Diante disso, o que o campo popular/democrático pode fazer? Uma resposta possível, seria contra-atacar com armas parecidas. Esta alternativa, além de eticamente questionável, está condenada à derrota, em um campo onde a nossa própria base de existir é uma desvantagem neste jogo sujo. Uma outra opção, pensando inicialmente, está próxima a um autor que, não por acaso, é um dos alvos da extrema-direita: Paulo Freire. A educação popular, desenvolvida pelo autor e educador, pode ser uma outra via diante deste dilema entre uma esquerda intelectualmente fechada e uma direita baseada no simplismo e na mentira. Para Freire, devemos superar a “educação bancária”, onde quem ensina deposita conhecimentos numa caixa vazia. Propõe, por outro lado, a “troca”, o “diálogo”, a “comunicação” (ação comum). Para a educação popular, não há tema que seja “complexo” ou “difícil” demais. O que importa, é a reflexão partindo da realidade dos educandos (por exemplo: “o que a Reforma da Previdência vai influenciar na minha vida, no meu bairro, na minha cidade?”). Em suma, todos na sociedade têm muito o que dizer, mas também temos muito o que ouvir e aprender.
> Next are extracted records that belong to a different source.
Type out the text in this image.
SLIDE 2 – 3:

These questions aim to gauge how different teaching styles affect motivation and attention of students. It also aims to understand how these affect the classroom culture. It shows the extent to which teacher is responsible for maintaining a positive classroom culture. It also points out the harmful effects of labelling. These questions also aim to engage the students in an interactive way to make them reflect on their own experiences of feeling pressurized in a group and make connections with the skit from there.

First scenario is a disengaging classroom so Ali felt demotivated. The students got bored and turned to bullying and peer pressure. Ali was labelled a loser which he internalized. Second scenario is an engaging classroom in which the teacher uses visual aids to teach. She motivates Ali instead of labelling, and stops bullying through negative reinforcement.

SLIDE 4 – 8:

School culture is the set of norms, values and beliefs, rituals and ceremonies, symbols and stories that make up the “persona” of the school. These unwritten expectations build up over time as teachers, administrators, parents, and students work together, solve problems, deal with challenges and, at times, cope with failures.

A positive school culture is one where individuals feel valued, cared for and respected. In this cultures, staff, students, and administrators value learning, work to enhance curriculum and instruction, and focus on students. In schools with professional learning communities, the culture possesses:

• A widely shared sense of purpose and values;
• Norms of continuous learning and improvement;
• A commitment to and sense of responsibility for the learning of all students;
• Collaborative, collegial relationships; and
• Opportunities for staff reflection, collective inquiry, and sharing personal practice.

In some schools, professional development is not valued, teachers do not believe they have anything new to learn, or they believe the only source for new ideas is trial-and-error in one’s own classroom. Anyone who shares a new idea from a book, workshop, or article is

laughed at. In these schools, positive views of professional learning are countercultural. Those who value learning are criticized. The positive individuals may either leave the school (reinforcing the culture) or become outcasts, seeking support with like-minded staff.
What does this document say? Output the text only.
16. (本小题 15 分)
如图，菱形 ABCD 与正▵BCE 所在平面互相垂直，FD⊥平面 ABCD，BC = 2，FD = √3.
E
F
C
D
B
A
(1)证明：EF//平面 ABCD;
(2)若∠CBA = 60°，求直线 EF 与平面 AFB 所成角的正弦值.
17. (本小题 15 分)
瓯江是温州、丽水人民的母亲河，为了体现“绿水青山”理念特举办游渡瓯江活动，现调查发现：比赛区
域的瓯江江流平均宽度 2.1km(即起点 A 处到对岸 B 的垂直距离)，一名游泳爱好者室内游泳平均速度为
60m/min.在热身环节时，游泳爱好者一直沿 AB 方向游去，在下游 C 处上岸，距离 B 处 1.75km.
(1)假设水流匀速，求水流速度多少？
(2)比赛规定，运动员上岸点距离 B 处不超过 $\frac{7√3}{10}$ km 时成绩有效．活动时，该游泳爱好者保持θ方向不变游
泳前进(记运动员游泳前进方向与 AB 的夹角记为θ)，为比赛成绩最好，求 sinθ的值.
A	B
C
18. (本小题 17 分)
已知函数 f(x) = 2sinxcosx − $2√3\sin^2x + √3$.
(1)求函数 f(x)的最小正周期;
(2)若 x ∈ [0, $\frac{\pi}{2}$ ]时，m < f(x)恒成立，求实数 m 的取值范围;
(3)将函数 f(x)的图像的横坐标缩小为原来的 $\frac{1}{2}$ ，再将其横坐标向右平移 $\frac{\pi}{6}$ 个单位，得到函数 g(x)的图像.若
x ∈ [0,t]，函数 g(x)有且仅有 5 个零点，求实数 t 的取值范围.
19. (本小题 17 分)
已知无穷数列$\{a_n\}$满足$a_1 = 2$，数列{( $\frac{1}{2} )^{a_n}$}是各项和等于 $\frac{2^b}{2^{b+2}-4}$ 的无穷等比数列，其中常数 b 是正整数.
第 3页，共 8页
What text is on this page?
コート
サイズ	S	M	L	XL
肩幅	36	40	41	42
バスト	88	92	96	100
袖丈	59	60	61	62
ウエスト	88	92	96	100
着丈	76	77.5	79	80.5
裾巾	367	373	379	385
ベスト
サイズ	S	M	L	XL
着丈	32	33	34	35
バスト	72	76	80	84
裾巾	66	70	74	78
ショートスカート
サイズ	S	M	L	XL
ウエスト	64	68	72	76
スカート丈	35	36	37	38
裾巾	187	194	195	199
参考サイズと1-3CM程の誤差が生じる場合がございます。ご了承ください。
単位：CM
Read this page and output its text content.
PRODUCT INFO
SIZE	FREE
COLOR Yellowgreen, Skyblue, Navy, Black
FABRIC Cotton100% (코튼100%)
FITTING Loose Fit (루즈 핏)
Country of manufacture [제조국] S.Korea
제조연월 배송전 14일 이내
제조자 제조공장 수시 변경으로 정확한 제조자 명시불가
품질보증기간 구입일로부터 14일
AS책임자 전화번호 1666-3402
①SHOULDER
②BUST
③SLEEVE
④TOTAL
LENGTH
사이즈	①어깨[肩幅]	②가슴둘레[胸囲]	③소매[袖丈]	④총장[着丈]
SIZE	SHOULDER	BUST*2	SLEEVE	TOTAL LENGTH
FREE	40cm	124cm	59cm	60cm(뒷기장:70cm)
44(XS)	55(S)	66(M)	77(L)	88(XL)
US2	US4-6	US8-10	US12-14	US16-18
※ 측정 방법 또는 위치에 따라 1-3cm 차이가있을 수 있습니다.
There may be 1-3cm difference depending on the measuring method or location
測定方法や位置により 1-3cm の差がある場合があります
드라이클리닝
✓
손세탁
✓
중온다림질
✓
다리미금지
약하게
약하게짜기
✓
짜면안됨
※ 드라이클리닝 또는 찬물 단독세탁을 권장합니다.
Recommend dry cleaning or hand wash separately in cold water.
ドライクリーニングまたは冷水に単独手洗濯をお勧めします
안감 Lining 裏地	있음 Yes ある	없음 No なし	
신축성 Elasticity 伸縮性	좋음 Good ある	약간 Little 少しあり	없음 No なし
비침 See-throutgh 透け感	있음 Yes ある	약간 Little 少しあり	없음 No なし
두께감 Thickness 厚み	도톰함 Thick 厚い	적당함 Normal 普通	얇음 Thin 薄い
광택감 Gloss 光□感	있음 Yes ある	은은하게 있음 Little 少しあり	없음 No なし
E desta troca, é produzido o processo educativo: libertário, autônomo e emancipador, exatamente o inverso da “doutrinação” alegada por grupos intolerantes. Além de Paulo Freire, outra referência importante é Vito Giannotti, em cuja obra e militância no jornalismo sindical e popular está o interesse em “traduzir” o “politiquês” e “economês”, repensando a linguagem dentro de uma imprensa de luta.
Estamos muito longe de ter alguma
resposta completa sobre como agir diante do atual quadro político e
comunicacional. É essencial estudarmos e compreendermos os fenômenos que
levaram à ascensão da extrema-direita, tanto em suas origens
econômicas/políticas culturais, como em suas questionáveis táticas
midiáticas. Deste modo, para pensarmos um contra-ataque, é importante
fazermos uma síntese entre o entendimento sobre a atualidade e as
experiências históricas de resistência, em seus erros e acertos.
Por hora, é interessante a formação de
redes de apoio, organização e difusão de materiais. Produzamos, da mesma
forma, mais trabalhos de reflexão, aprendizado e debate, com
linguagem acessível, para serem difundidos online e offline, que
estimulem a reflexão com diálogo: vídeos, quadrinhos, fotografias,
textos, músicas, poesias, desenhos, charges, cordéis, grafites,
fanzines, teatro, panfletos, jornais e outros. Paralelo a esta produção,
continuemos o interessante trabalho de base nas ruas que ocorreu no
final da campanha, com a unidade, também, dos movimentos que já realizam
seus respectivos trabalhos de difusão de idéias e transformação da
sociedade em suas bases.
Precisamos reinventar nossa comunicação. Este é um desafio para uma
área infelizmente negligenciada por muitos anos pelo nosso campo.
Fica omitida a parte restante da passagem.